2. That is a really good song.
3. Yesterday, my efforts to reschedule an important medical appointment—which had already involved a week’s worth of insurance-related hoop jumping and a same-day cancellation due to an equipment breakdown at the clinic—ended with a robot asking me, “Did you experience human kindness during your interactions today?”
4. Our house sprang a leak during the heavy rains that fell on Seattle right before Christmas. At the direction of our insurance company, we immediately took photos of the damage and tarped up the problem area. Yesterday, the insurance rep who will at long last be visiting to greenlight the repairs warned me that since the house is not leaking now, it may be “harder to imagine the water.”
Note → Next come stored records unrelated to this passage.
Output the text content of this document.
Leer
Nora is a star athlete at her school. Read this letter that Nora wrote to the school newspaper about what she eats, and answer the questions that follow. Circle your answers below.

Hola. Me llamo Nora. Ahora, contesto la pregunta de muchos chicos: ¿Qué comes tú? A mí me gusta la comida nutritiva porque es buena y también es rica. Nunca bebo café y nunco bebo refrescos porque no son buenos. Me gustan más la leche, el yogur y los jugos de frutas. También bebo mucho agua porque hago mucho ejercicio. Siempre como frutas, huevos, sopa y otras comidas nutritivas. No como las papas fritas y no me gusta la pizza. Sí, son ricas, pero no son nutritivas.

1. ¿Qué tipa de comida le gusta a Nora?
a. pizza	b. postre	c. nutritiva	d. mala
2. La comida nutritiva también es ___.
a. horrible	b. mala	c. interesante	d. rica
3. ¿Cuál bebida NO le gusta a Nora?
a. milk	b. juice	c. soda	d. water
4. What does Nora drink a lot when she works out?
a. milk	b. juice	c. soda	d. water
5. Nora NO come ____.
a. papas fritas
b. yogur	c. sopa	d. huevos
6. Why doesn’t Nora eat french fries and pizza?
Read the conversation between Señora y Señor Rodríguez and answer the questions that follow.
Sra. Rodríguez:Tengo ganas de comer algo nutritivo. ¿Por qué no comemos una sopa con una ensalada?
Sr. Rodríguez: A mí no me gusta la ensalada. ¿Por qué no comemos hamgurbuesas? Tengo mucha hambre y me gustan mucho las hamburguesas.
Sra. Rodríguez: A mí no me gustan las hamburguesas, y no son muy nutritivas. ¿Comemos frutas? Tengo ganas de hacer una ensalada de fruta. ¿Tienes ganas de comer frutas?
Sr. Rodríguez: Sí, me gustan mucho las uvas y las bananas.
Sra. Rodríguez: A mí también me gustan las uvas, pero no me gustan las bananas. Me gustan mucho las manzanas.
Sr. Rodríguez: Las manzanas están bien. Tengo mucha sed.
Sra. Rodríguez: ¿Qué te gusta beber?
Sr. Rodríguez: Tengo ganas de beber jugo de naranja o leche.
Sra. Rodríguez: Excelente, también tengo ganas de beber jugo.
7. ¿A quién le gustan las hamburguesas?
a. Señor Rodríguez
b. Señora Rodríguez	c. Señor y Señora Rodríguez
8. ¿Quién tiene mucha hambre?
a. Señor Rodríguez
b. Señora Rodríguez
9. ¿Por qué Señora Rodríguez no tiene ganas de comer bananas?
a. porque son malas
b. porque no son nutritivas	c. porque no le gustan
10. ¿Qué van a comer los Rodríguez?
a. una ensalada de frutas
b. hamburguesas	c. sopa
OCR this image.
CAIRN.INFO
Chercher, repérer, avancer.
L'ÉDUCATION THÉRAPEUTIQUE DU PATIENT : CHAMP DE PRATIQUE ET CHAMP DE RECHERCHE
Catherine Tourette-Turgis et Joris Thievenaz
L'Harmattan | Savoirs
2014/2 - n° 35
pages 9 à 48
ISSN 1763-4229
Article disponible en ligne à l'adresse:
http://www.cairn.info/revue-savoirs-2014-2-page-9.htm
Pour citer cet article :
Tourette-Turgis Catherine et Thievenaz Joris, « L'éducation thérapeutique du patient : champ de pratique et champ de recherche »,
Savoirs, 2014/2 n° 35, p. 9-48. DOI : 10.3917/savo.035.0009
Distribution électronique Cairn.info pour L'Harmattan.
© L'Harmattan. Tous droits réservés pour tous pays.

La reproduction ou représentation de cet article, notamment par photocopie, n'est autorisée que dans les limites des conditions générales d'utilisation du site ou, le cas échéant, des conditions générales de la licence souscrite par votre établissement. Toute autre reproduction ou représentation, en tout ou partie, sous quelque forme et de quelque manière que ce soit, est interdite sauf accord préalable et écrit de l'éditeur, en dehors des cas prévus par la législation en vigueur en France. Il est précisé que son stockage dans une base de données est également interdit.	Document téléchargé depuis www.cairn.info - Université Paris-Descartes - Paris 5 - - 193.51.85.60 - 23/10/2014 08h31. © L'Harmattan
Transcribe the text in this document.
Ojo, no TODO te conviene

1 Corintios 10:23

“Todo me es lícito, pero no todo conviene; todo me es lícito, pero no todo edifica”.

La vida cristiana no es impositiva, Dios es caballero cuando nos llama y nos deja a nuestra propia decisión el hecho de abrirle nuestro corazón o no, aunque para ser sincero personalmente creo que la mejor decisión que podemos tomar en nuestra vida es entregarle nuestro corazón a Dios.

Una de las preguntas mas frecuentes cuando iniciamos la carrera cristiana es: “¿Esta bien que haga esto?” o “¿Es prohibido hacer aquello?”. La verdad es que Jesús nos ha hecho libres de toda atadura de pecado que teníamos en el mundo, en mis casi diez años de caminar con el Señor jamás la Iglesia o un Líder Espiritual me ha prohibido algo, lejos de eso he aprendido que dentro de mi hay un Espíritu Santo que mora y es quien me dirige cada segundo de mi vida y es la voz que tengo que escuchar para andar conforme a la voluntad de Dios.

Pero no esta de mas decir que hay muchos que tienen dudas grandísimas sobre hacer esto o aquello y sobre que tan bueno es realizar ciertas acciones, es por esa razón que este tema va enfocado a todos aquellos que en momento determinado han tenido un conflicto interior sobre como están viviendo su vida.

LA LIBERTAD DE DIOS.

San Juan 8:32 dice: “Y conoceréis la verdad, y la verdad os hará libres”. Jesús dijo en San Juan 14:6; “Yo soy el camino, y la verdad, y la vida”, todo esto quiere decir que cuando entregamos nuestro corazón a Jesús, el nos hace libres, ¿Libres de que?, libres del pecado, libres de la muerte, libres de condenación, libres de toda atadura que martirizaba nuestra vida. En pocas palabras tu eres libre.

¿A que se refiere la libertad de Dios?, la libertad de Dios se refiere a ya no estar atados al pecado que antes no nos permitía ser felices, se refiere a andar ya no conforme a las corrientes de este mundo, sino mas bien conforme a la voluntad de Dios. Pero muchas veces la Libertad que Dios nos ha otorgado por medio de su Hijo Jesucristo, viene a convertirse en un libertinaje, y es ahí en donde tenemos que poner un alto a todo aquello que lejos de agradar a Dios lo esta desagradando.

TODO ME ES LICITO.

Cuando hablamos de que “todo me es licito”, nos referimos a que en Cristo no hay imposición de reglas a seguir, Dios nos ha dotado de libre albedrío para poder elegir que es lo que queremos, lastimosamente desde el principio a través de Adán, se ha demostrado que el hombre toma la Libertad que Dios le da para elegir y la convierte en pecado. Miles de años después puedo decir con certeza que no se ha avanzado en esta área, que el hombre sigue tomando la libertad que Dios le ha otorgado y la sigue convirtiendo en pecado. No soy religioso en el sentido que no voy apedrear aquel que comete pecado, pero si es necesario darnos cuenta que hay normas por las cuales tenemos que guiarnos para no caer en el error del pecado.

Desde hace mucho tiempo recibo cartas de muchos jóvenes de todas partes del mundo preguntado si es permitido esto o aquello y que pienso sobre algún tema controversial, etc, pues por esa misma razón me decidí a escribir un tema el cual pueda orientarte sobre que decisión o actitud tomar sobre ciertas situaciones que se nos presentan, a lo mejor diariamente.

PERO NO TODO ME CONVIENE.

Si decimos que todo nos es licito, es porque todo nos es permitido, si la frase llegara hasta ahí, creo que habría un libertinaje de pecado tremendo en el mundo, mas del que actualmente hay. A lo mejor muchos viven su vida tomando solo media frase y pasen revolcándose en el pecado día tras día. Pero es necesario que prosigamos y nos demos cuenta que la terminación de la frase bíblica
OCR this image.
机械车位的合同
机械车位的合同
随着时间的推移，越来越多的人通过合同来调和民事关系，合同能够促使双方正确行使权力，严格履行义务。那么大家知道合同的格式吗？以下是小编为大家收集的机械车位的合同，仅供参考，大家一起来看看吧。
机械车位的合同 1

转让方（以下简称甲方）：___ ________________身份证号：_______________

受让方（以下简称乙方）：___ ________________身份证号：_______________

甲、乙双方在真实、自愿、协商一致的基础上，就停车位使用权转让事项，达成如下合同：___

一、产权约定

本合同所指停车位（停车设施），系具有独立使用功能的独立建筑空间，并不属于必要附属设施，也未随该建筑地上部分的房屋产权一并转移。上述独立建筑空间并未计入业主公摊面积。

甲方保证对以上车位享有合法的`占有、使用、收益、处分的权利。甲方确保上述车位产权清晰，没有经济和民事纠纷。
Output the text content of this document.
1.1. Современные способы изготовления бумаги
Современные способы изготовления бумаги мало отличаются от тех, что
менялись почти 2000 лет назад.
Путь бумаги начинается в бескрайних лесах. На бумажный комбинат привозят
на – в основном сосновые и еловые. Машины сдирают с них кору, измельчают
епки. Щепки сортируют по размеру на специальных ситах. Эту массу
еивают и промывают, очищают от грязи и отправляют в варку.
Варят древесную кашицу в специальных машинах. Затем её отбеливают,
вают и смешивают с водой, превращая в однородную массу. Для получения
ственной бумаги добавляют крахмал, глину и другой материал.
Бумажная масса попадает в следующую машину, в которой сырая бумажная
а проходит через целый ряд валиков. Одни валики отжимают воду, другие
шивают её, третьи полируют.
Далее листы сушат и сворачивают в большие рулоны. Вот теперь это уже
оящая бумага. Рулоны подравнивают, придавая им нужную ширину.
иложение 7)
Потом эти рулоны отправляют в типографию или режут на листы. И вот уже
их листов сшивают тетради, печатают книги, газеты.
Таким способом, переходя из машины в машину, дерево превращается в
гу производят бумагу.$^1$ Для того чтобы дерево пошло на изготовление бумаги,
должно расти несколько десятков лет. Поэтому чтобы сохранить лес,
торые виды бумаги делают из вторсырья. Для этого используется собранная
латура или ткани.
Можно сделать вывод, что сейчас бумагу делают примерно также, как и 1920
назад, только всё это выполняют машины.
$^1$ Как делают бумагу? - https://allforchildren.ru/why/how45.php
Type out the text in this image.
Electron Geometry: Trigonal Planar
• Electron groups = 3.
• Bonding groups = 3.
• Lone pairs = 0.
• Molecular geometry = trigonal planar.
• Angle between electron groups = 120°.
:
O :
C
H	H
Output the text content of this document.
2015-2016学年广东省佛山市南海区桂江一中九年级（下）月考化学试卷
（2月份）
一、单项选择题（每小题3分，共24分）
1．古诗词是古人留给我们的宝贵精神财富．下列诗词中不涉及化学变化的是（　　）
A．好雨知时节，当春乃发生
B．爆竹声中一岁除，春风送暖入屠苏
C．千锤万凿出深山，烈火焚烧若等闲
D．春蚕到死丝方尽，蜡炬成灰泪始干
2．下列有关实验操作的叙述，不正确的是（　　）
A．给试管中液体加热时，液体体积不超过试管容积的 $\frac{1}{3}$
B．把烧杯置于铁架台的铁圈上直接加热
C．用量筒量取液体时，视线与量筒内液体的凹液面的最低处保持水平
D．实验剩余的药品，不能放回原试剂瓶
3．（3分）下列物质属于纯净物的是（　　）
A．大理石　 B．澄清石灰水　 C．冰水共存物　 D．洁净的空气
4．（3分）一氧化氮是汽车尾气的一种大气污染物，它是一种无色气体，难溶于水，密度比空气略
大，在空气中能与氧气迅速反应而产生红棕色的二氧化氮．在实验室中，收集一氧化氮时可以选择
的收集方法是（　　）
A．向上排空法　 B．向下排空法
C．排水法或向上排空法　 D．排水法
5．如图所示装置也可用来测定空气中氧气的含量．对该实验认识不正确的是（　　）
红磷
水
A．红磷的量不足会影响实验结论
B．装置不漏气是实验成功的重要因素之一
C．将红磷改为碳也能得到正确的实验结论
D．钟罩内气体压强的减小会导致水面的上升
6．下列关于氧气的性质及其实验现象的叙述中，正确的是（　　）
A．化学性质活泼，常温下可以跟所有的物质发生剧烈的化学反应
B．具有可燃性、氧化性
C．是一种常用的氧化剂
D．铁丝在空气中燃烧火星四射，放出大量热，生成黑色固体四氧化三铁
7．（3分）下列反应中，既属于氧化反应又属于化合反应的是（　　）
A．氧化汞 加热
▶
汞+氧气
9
5. I get that these are run-of-the-mill headaches. Seeing a doctor in America, even if you have insurance, is difficult. Maintaining a home, even if you are lucky enough to own a house, is fraught. I have all sorts of advantages: more education, income, savings, time, and a larger support network than many. And yet these mundane stresses and strains, along with a few others I can’t write about, have nearly overwhelmed me in these first few weeks of the new year. All I could think as I wept on my husband’s shoulder (it’s safe to assume he was eyeing that tarp for himself) was: how on earth do other people manage it all?
6. I know the answer, though: some don’t. Some crack. What I see at the Dispute Resolution Center where I mediate (divorces, parenting plans, workplace disputes, community tensions, etc.) is so much courage—how brave it is to address conflict head-on—but also: so much fragility. So much overwhelm and desperation. In divorces, more often than not, we’re talking about dividing up debt, not assets. The task of crafting parenting plans is inevitably made more complicated by the sheer number of jobs both parents have to hold down. My takeaway from this work is almost always the same: for the vast majority of Americans, America is just not working.
7. There is so much to focus on and talk about: Venezuela, Iran, Greenland, Russia, Ukraine, China, Taiwan. Renee Nicole Good. ICE. Epstein. Not a single one of these important topics should be dropped. At the same time, to stay informed right now is to live in a pinball machine.
8. Please tell me that someone somewhere is in a quiet room, drafting a vision of America that works better for everyone. Please also tell me that document will be ready—and fully internalized by multiple tiers of charismatic deliverers—at least six months before the midterms.